Difference results with use_multiprocessing=True and use_multiprocessing=False

matterport / Mask_RCNN

Mask R-CNN for object detection and instance segmentation on Keras and TensorFlow

Other

24.64k stars 11.7k forks source link

Difference results with use_multiprocessing=True and use_multiprocessing=False #2352

Open Nelschka opened 4 years ago

Nelschka commented 4 years ago

Hi, I am training on my own data set and I found out that my loss-values are changing depending on using multiprocessing. My training results are much better, if I implement use_multiprocessing= False

I am confused why and I dont understand it.

I am training on a platform solution of a company, not Amazon/Google Cloud

Could someone give me any suggestions why this is happening?

I am very glad to hear from you :) Thanks in advance :)

AndreyStille commented 3 years ago

Hi, I am training on my own data set and I found out that my loss-values are changing depending on using multiprocessing. My training results are much better, if I implement use_multiprocessing= False

I am confused why and I dont understand it.

I am training on a platform solution of a company, not Amazon/Google Cloud

Could someone give me any suggestions why this is happening?

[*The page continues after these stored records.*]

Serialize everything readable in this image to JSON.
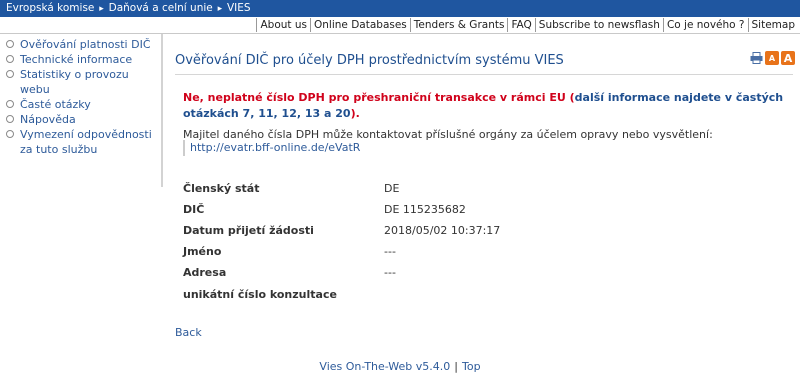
{
  "breadcrumb": [
    "Evropská komise",
    "Daňová a celní unie",
    "VIES"
  ],
  "top_links": [
    "About us",
    "Online Databases",
    "Tenders & Grants",
    "FAQ",
    "Subscribe to newsflash",
    "Co je nového ?",
    "Sitemap"
  ],
  "sidebar": {
    "items": [
      {
        "label": "Ověřování platnosti DIČ"
      },
      {
        "label": "Technické informace"
      },
      {
        "label": "Statistiky o provozu webu"
      },
      {
        "label": "Časté otázky"
      },
      {
        "label": "Nápověda"
      },
      {
        "label": "Vymezení odpovědnosti za tuto službu"
      }
    ]
  },
  "main": {
    "title": "Ověřování DIČ pro účely DPH prostřednictvím systému VIES",
    "tools": {
      "print": "print-icon",
      "font_small": "A",
      "font_large": "A"
    },
    "error_red": "Ne, neplatné číslo DPH pro přeshraniční transakce v rámci EU",
    "error_blue": "další informace najdete v častých otázkách 7, 11, 12, 13 a 20",
    "error_open": " (",
    "error_close": ").",
    "note": "Majitel daného čísla DPH může kontaktovat příslušné orgány za účelem opravy nebo vysvětlení:",
    "note_link": "http://evatr.bff-online.de/eVatR",
    "details": [
      {
        "label": "Členský stát",
        "value": "DE"
      },
      {
        "label": "DIČ",
        "value": "DE 115235682"
      },
      {
        "label": "Datum přijetí žádosti",
        "value": "2018/05/02 10:37:17"
      },
      {
        "label": "Jméno",
        "value": "---"
      },
      {
        "label": "Adresa",
        "value": "---"
      },
      {
        "label": "unikátní číslo konzultace",
        "value": ""
      }
    ],
    "back": "Back"
  },
  "footer": {
    "version": "Vies On-The-Web v5.4.0",
    "separator": "|",
    "top": "Top"
  },
  "colors": {
    "topbar": "#1f56a0",
    "link": "#2e5b9a",
    "error": "#d0021b",
    "title": "#1f4f8f"
  }
}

I am very glad to hear from you :) Thanks in advance :)

Hi. Have you found the answer?

maxw1489 commented 1 year ago

It took me ages to verify why this happens. In the end, I solved the problem by refactoring the whole repo and the generator so it can run in TF 2 without referring to tf.compat.v1. In the nutshell, the problem is due to false serialization of the generator when turning the use_multiprocessing on. However, there is more than that. You can try out my implementation and check the differences in the generator yourself if you like.